Yep, that is pretty much inevitable with any rubber stems, no matter how "heavy duty". After I lost an MB OEM stem, I replaced all 6 with metal stems and grommets to keep them rigid. There are kits for this. Should be considered mandatory with external TPMS setups.

It was the short metal stems that failed, apparently the rubber seals that are squeezed against the rim degraded. If I put a little sideways pressure against the stem it leaked more. Just sitting still in the lot I could not hear a leak. I diagnosed the stem failure as I was hooking up the air hose to the low tire in the parking lot at a Walmart and heard the hissing as I was attaching the hose fitting.

[booster]

Quote:

Originally Posted by SteveJ

It was the short metal stems that failed, apparently the rubber seals that are squeezed against the rim degraded. If I put a little sideways pressure against the stem it leaked more. Just sitting still in the lot I could not hear a leak. I diagnosed the stem failure as I was hooking up the air hose to the low tire in the parking lot at a Walmart and heard the hissing as I was attaching the hose fitting.

Were they the bolt in style? Short versions of them have been very reliable from all I have ever seen or heard.

[peteco]

Somehow this topic got off Booster's initial posting so here is my attempt to bring it back. Booster probably has made this table, or has it figured out in his head. As booster said, as you go up in altitude 2 things change, atmospheric pressure and temperature. The table on the left is how those typically change. Of course nature isn't that predictable and the temperatures can change more or less, and the pressures can change some too from these "Standard" values. But assuming these standard conditions, and not accounting for heating of the tires due to driving, going from sea level to 10,000-ft, the absolute pressure (psia) in the tire drops by 6.6 psi due to the large temperature drop (see Temperature in left table). However the pressure measured by the external TPMS or a handheld gage only drops 2.0 psi when you go to 10,000 ft (see PSIG in right table); this is due to the atmospheirc pressure drop. So the first thought is: add air so my gage reads 80 psig. But that only bumps the absolute pressure up a little bit, to 90.1 psia. You need to bump the pressure up more (to 84.6 psig on your gage) to maintain the absolute pressure at 94.7 psi, which is the absolute pressure you are trying to maintain.
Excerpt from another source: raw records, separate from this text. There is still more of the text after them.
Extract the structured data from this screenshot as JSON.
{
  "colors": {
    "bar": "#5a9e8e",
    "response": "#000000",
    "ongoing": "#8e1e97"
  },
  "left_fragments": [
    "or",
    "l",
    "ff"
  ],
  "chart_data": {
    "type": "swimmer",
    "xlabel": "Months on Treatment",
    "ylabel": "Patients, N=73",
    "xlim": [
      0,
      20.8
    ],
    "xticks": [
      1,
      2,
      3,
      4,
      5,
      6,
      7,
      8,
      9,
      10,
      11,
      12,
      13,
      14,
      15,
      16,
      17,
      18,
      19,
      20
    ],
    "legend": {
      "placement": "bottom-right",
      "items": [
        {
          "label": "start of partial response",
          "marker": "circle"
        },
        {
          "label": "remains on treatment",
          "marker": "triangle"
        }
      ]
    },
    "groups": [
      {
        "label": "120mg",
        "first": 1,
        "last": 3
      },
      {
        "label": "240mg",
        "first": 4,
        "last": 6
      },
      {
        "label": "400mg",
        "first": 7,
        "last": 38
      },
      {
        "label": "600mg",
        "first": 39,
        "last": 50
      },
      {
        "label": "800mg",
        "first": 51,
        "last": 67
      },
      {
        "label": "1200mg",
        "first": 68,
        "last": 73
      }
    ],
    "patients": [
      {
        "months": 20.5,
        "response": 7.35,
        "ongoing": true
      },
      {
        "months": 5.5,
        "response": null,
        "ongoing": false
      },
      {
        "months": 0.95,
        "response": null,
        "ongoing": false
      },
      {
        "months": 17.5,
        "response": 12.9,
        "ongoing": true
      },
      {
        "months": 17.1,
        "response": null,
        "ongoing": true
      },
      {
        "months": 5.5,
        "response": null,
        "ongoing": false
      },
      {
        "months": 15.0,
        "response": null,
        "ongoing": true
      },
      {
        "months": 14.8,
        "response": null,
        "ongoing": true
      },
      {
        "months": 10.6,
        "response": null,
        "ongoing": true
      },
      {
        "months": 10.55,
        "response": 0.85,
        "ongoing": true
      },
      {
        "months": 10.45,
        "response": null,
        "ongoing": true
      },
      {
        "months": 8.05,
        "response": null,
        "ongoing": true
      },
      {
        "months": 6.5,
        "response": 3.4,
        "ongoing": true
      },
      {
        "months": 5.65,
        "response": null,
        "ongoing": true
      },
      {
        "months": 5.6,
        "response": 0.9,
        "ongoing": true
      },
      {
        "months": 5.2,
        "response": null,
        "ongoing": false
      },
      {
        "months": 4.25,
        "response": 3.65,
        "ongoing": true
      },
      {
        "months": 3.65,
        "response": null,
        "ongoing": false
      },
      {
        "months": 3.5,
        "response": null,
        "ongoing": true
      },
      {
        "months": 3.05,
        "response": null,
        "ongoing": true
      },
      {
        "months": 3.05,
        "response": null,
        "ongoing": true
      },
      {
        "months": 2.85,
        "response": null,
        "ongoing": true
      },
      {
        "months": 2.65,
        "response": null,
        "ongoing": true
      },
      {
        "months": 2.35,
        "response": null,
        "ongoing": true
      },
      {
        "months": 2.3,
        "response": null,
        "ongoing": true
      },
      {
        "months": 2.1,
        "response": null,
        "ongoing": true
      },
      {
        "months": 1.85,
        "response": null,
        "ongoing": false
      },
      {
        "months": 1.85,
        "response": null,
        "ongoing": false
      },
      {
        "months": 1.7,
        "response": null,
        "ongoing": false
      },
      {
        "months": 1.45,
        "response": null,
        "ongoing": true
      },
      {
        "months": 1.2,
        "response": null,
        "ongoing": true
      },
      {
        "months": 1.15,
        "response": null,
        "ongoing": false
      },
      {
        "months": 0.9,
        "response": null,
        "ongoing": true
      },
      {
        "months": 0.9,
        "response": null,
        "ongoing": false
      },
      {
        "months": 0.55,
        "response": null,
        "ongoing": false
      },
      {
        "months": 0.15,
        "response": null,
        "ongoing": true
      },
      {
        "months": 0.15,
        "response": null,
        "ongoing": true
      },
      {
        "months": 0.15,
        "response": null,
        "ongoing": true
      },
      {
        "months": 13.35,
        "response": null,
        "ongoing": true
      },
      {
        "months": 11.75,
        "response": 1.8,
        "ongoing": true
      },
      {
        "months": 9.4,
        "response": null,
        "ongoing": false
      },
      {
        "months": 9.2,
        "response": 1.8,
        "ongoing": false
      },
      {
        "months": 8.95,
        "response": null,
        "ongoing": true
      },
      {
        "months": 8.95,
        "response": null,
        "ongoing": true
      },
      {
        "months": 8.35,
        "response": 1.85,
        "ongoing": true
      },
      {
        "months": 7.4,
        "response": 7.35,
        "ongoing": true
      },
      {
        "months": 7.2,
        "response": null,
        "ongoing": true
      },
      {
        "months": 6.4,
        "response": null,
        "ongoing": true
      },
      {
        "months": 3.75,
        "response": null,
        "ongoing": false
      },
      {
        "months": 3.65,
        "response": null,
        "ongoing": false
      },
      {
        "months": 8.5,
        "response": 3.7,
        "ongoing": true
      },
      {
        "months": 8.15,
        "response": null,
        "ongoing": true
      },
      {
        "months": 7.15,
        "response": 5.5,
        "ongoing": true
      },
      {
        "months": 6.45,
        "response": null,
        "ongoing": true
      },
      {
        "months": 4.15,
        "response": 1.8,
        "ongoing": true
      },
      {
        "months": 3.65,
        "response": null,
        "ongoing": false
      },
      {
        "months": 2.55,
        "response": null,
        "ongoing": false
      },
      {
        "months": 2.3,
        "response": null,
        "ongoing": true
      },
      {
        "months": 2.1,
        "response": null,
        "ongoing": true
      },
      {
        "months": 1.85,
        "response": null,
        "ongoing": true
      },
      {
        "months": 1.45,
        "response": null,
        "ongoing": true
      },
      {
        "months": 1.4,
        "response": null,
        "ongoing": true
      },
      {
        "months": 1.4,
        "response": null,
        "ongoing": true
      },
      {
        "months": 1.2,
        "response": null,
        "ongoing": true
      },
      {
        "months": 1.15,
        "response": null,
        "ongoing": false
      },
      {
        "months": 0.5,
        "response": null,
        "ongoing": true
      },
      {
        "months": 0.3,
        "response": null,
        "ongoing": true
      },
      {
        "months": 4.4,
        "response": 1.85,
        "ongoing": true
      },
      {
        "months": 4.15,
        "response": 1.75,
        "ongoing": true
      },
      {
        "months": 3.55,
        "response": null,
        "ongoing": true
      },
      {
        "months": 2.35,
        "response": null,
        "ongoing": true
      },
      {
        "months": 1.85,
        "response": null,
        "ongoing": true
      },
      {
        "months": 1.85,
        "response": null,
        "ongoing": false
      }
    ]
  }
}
As booster said, taking air out is the opposite of what should be done.

This is probably not worth worrying about unless you are in the ragged edge of load capacity in your tires. I have a Roadtrek 210 that is at max gross weight and the rear tires are near their max rating, so I try to pay attention to my pressures. Thanks to booster for pointing out the issue. If I am ever in an extreme altitude situation I will pay closer attention to the pressures. Now I know what to be aware of and how to adjust.

[jadatis]

Quote:

Originally Posted by avanti

I've never understood why somebody doesn't make an internal TPMS that harvests parasitic power from the tire rotation. I would think that a piezo device and a little pendulum charging an ultracapacitor would work fine. It sure seems like there is plenty of energy available.

They exist. A few years ago I read about sensor on the inside of tire treath build in, that gives nit only pressure and temperature, but also sends trough what the weight is on the wheel.
I think that weight is determined on the deflection, so sensor measures distance to rimm when on tge ground and half a cycle further no deflection.
Also the energy was generated vy the bending of tire, so mayby with piëzo technic like you suggest.